The figure was also massively up on Central Statistics Office (CSO) forecasts of around 7.8%.
However the final 2015 figures have already been widely dismissed as a meaningful gauge of Ireland’s economic strength as they are skewed due to a series of once-only accounting occurrences.
As previously highlighted by Fora, it is likely that many multinational companies are moving their intellectual properties to Ireland, resulting in a huge spike in Irish earnings.
Added to this, tax “inversions” are also a likely contributor. This is where businesses move their official headquarters to Ireland but keep the bulk of their actual operations abroad. However under these arrangements they would still be classified as an ‘Irish’ company in the figures.
Leprechauns
International observers were less than impressed with the figures, with Nobel laureate economist Paul Krugman branding the official stats ‘Leprechaun economics’.
Vincent Boland in the Financial Times said the figures were a “work of Irish fiction” and would “reinforce Irish cynicism about its much-touted recovery”.
Jack Allen from Capital Economics consultancy told AFP that despite the “distortions”, the economy had improved.
“Looking through the massive distortions in the Irish GDP data, today’s Q1 release suggests that the economy has continued to perform well”.
Sinn Féin’s David Cullinane added that the figures showed there was “no consistency, coherency or credibility to the national account figures that are supposed to serve as the bedrock for future fiscal planning and expenditure”.
David McNamara from Davy Research said in a note that the problem lies with the standard for accounting national finances.
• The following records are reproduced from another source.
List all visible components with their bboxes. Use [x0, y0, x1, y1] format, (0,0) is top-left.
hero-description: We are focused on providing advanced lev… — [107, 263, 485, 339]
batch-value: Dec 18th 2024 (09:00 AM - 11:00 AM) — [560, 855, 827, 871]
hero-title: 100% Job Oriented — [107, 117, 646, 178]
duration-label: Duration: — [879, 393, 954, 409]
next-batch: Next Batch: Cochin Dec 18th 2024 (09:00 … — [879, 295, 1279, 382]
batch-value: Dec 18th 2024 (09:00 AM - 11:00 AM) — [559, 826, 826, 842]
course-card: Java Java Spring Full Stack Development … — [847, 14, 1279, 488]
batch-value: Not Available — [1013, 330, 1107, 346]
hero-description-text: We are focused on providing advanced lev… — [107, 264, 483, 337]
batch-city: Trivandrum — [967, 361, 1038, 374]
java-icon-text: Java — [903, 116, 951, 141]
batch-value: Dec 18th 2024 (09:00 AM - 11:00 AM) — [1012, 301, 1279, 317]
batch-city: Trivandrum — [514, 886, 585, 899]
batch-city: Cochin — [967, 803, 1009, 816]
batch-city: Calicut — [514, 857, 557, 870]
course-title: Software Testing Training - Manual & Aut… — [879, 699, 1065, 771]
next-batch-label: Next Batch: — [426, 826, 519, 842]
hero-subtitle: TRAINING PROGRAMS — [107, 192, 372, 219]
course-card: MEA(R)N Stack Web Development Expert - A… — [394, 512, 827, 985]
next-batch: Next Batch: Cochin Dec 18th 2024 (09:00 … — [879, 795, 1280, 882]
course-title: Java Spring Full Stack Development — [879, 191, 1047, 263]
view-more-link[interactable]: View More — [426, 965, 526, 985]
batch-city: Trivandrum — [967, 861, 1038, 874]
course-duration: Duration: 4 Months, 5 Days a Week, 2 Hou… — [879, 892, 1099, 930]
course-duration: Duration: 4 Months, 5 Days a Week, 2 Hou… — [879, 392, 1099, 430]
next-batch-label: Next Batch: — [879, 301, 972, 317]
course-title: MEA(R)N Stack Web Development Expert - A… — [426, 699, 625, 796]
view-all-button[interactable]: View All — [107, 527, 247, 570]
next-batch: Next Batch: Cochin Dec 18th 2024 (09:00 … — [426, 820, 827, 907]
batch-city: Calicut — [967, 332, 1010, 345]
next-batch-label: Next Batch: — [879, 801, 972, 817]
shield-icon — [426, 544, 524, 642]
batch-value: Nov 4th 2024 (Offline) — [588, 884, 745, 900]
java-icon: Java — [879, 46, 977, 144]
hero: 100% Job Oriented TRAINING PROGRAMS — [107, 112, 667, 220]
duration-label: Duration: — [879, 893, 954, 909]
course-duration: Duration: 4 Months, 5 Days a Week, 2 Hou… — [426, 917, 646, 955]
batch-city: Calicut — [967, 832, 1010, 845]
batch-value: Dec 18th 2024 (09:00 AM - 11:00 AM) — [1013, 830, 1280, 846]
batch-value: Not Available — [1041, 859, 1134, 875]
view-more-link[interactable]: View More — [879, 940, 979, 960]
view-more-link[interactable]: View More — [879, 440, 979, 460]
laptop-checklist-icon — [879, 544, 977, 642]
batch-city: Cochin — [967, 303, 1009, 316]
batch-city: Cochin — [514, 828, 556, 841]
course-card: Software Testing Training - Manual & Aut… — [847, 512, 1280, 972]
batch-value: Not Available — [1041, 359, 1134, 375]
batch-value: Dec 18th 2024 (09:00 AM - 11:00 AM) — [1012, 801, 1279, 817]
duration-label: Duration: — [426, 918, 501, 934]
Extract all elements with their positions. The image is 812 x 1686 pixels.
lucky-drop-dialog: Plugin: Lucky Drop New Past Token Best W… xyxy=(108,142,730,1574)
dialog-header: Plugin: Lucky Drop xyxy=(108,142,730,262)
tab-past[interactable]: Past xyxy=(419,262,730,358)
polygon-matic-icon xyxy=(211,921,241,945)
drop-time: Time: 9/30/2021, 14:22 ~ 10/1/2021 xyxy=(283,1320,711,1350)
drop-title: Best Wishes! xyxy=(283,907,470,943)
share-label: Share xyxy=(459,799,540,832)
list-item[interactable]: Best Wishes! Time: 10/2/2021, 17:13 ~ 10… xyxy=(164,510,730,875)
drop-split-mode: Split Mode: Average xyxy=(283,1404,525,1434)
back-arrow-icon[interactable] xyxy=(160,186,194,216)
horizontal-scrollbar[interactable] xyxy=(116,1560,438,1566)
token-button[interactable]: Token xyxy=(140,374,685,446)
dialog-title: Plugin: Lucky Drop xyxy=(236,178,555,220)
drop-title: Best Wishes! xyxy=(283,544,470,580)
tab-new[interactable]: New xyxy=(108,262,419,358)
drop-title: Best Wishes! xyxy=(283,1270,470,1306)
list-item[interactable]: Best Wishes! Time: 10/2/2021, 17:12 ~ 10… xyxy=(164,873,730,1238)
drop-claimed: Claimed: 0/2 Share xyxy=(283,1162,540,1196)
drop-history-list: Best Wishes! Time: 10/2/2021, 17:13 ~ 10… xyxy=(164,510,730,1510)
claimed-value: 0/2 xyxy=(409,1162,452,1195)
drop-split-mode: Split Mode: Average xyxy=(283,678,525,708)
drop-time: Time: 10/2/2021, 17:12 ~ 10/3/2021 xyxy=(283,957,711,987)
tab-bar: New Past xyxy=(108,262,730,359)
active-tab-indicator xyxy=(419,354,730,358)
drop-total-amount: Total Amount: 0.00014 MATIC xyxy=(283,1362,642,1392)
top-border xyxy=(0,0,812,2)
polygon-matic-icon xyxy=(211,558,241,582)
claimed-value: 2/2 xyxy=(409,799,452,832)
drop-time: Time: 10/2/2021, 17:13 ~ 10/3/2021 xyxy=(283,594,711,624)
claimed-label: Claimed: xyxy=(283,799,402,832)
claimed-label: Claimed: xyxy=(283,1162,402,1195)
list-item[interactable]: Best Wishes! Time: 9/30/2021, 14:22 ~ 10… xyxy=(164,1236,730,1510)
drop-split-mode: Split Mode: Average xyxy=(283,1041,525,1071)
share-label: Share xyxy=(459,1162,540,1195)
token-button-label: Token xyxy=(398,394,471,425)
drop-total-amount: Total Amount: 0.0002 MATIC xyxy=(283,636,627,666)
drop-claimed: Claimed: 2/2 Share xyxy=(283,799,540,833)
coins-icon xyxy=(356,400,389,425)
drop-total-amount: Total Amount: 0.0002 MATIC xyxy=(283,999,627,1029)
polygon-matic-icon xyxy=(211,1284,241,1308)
He said the measures are not suitable for a small, open economy like Ireland.
“Clearly, the standard European national accounting methodology is not fit for purpose as an indicator of economic growth in an economy like Ireland at present.”
The Wall Street Journal said the figures “shouldn’t be taken at face value”.
Economist Jim Power told the Financial Review “we would be laughing if these numbers came out of China”.
Meanwhile, Bloomberg’s Leonid Bershidsky said the figures were “a cautionary tale for economists who like to discuss economic growth as a measure of policy makers’ success”.